He came to serve
Whoever wants to become great among you must be your servant, and whoever wants to be first must be slave of all. For even the Son of Man did not come to be served, but to serve, and to give his life as a ransom for many.”
- from Mark 10:43-45
Jesus came to serve, not to be served. This is why we value and treasure service.
When we become servants – whether it’s in our homes or workplaces or neighborhoods or families or church – we draw close to Jesus. He wasn’t too dignified, too qualified, too reified to serve. He got his hands dirty. And he invites us to join him.
Service was not an ancillary facet of Jesus’ work. As he approached humanity to bring salvation, he approached as a servant coming to other servants, a slave helping slaves, because that’s what we were. We each were enslaved to sin, death, and the powers of this world. We couldn’t escape on our own. We were chained to overwhelming patterns of brokenness that broke everything we touched. We needed liberation.

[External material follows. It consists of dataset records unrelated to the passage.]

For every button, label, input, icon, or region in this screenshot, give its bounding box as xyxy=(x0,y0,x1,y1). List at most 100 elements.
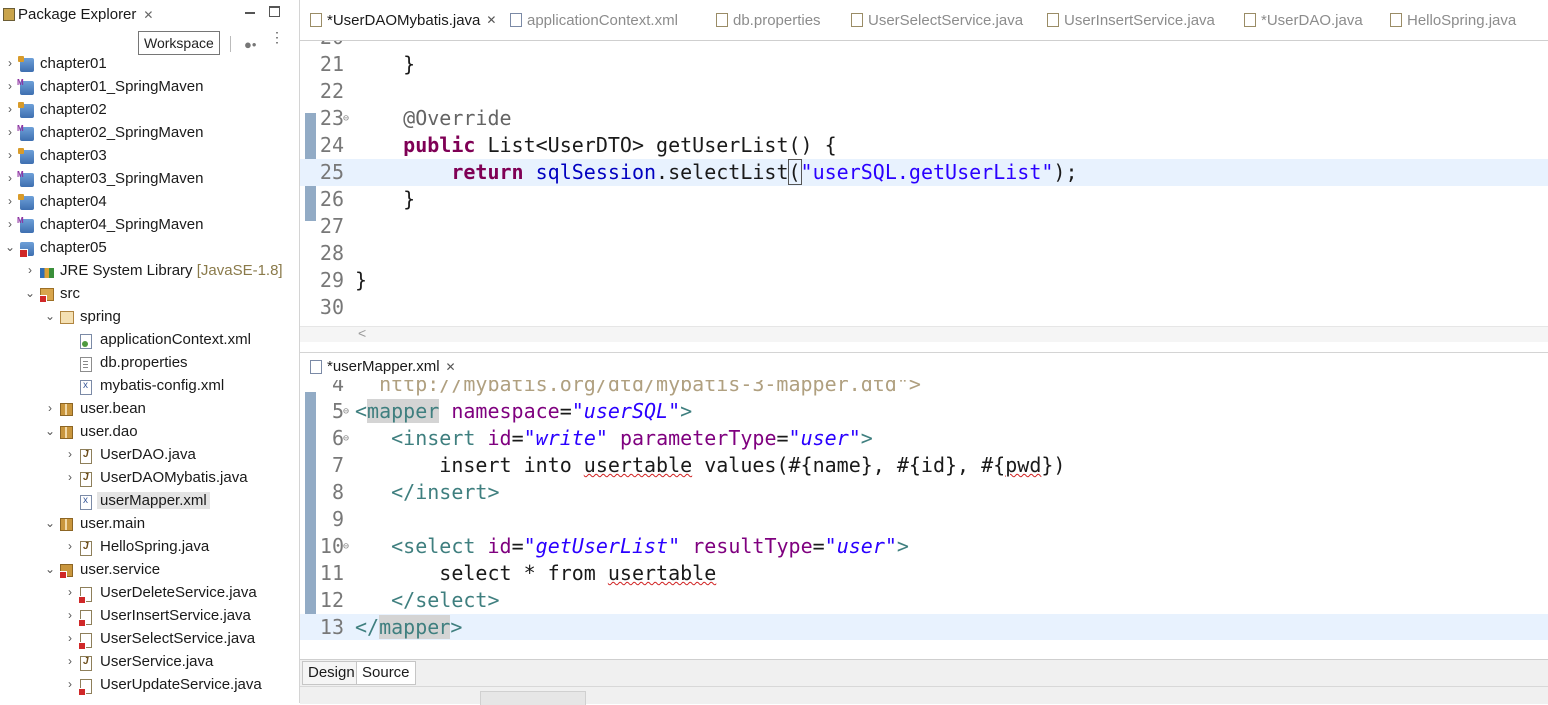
tree-item[interactable]: › chapter03_SpringMaven xyxy=(0,168,299,191)
fold-toggle-icon[interactable]: ⊖ xyxy=(343,105,349,132)
scroll-left-icon[interactable]: < xyxy=(358,639,366,640)
tree-item[interactable]: › chapter01_SpringMaven xyxy=(0,76,299,99)
maximize-icon[interactable] xyxy=(269,6,280,17)
tree-item[interactable]: › UserInsertService.java xyxy=(0,605,299,628)
close-icon[interactable]: ✕ xyxy=(446,360,456,374)
tree-item[interactable]: ⌄ chapter05 xyxy=(0,237,299,260)
focus-icon[interactable]: ●• xyxy=(244,37,256,52)
expand-chevron-icon[interactable]: › xyxy=(4,102,16,116)
code-line[interactable]: 7 insert into usertable values(#{name}, … xyxy=(300,452,1548,479)
tree-item[interactable]: › UserDAOMybatis.java xyxy=(0,467,299,490)
code-line[interactable]: 24 public List<UserDTO> getUserList() { xyxy=(300,132,1548,159)
tree-item[interactable]: › UserDeleteService.java xyxy=(0,582,299,605)
tree-item[interactable]: › chapter01 xyxy=(0,53,299,76)
tree-item[interactable]: userMapper.xml xyxy=(0,490,299,513)
editor-tab[interactable]: *UserDAOMybatis.java ✕ xyxy=(310,0,497,40)
minimize-icon[interactable] xyxy=(245,12,255,14)
code-line[interactable]: 28 xyxy=(300,240,1548,267)
tree-item[interactable]: › UserSelectService.java xyxy=(0,628,299,651)
tree-item[interactable]: › JRE System Library [JavaSE-1.8] xyxy=(0,260,299,283)
editor-tab[interactable]: UserSelectService.java xyxy=(851,0,1023,40)
code-line[interactable]: 22 xyxy=(300,78,1548,105)
expand-chevron-icon[interactable]: › xyxy=(64,608,76,622)
code-line[interactable]: 8 </insert> xyxy=(300,479,1548,506)
editor-tab[interactable]: *UserDAO.java xyxy=(1244,0,1363,40)
expand-chevron-icon[interactable]: › xyxy=(64,470,76,484)
code-line[interactable]: 13 </mapper> xyxy=(300,614,1548,640)
mode-tab-source[interactable]: Source xyxy=(356,661,416,685)
code-line[interactable]: 6 ⊖ <insert id="write" parameterType="use… xyxy=(300,425,1548,452)
tree-item[interactable]: ⌄ user.dao xyxy=(0,421,299,444)
code-line[interactable]: 25 return sqlSession.selectList("userSQL… xyxy=(300,159,1548,186)
code-line[interactable]: 5 ⊖ <mapper namespace="userSQL"> xyxy=(300,398,1548,425)
fold-toggle-icon[interactable]: ⊖ xyxy=(343,533,349,560)
expand-chevron-icon[interactable]: › xyxy=(4,148,16,162)
expand-chevron-icon[interactable]: › xyxy=(64,654,76,668)
collapse-chevron-icon[interactable]: ⌄ xyxy=(44,562,56,576)
editor-tab[interactable]: HelloSpring.java xyxy=(1390,0,1516,40)
expand-chevron-icon[interactable]: › xyxy=(64,447,76,461)
editor-tab[interactable]: UserInsertService.java xyxy=(1047,0,1215,40)
tree-item[interactable]: ⌄ user.service xyxy=(0,559,299,582)
tree-item[interactable]: applicationContext.xml xyxy=(0,329,299,352)
tree-item[interactable]: ⌄ src xyxy=(0,283,299,306)
code-line[interactable]: 12 </select> xyxy=(300,587,1548,614)
code-line[interactable]: 21 } xyxy=(300,51,1548,78)
expand-chevron-icon[interactable]: › xyxy=(4,171,16,185)
mode-tab-design[interactable]: Design xyxy=(302,661,361,685)
expand-chevron-icon[interactable]: › xyxy=(4,125,16,139)
tree-item[interactable]: db.properties xyxy=(0,352,299,375)
expand-chevron-icon[interactable]: › xyxy=(4,56,16,70)
tree-item[interactable]: mybatis-config.xml xyxy=(0,375,299,398)
editor-tab[interactable]: applicationContext.xml xyxy=(510,0,678,40)
code-line[interactable]: 23 ⊖ @Override xyxy=(300,105,1548,132)
collapse-chevron-icon[interactable]: ⌄ xyxy=(4,240,16,254)
expand-chevron-icon[interactable]: › xyxy=(4,79,16,93)
view-menu-icon[interactable]: ⋮ xyxy=(270,30,284,44)
expand-chevron-icon[interactable]: › xyxy=(64,585,76,599)
collapse-chevron-icon[interactable]: ⌄ xyxy=(44,309,56,323)
tree-item[interactable]: › UserUpdateService.java xyxy=(0,674,299,697)
tree-item[interactable]: › UserDAO.java xyxy=(0,444,299,467)
scroll-left-icon[interactable]: < xyxy=(358,325,366,341)
tree-item[interactable]: › chapter04 xyxy=(0,191,299,214)
editor-tab[interactable]: *userMapper.xml ✕ xyxy=(310,353,456,380)
java-editor[interactable]: 2021 }2223⊖ @Override24 public List<User… xyxy=(300,41,1548,345)
expand-chevron-icon[interactable]: › xyxy=(64,539,76,553)
expand-chevron-icon[interactable]: › xyxy=(24,263,36,277)
code-line[interactable]: 20 xyxy=(300,41,1548,51)
code-line[interactable]: 26 } xyxy=(300,186,1548,213)
expand-chevron-icon[interactable]: › xyxy=(4,217,16,231)
code-line[interactable]: 30 xyxy=(300,294,1548,321)
tree-item[interactable]: ⌄ user.main xyxy=(0,513,299,536)
code-line[interactable]: 27 xyxy=(300,213,1548,240)
fold-toggle-icon[interactable]: ⊖ xyxy=(343,425,349,452)
expand-chevron-icon[interactable]: › xyxy=(44,401,56,415)
code-line[interactable]: 9 xyxy=(300,506,1548,533)
collapse-chevron-icon[interactable]: ⌄ xyxy=(44,516,56,530)
xml-editor[interactable]: 4 http://mybatis.org/dtd/mybatis-3-mappe… xyxy=(300,380,1548,640)
expand-chevron-icon[interactable]: › xyxy=(64,631,76,645)
code-line[interactable]: 29} xyxy=(300,267,1548,294)
code-line[interactable]: 11 select * from usertable xyxy=(300,560,1548,587)
collapse-chevron-icon[interactable]: ⌄ xyxy=(24,286,36,300)
collapse-chevron-icon[interactable]: ⌄ xyxy=(44,424,56,438)
tree-item[interactable]: › UserService.java xyxy=(0,651,299,674)
tree-item[interactable]: › chapter02_SpringMaven xyxy=(0,122,299,145)
tree-item[interactable]: › user.bean xyxy=(0,398,299,421)
expand-chevron-icon[interactable]: › xyxy=(64,677,76,691)
editor-tab[interactable]: db.properties xyxy=(716,0,821,40)
code-line[interactable]: 4 http://mybatis.org/dtd/mybatis-3-mappe… xyxy=(300,380,1548,398)
view-tab-package-explorer[interactable]: Package Explorer ✕ xyxy=(18,6,153,23)
tree-item[interactable]: ⌄ spring xyxy=(0,306,299,329)
close-icon[interactable]: ✕ xyxy=(486,13,496,27)
tree-item[interactable]: › HelloSpring.java xyxy=(0,536,299,559)
close-icon[interactable]: ✕ xyxy=(143,8,153,22)
tree-item[interactable]: › chapter03 xyxy=(0,145,299,168)
expand-chevron-icon[interactable]: › xyxy=(4,194,16,208)
tree-item[interactable]: › chapter04_SpringMaven xyxy=(0,214,299,237)
horizontal-scrollbar[interactable]: < xyxy=(300,325,1548,342)
fold-toggle-icon[interactable]: ⊖ xyxy=(343,398,349,425)
code-line[interactable]: 10 ⊖ <select id="getUserList" resultType=… xyxy=(300,533,1548,560)
tree-item[interactable]: › chapter02 xyxy=(0,99,299,122)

Jesus came to set us free. He came to break our bonds. And he did this by giving his life as our ransom. He paid the payment required to set us free from our slavery. When he gave his life, our chains could no longer hold us. They dissolved like snow. They faded like fog in the sunlight. They disappeared entirely.
Our participation in service gives us a deeper appreciation of the salvation that Jesus bought for us. That salvation works deeper into our souls as a result. And we’re transformed.
Thank Jesus today for his generous service to you. Try to think of all the ways he’s helped you in your life. Give him thanks and praise today.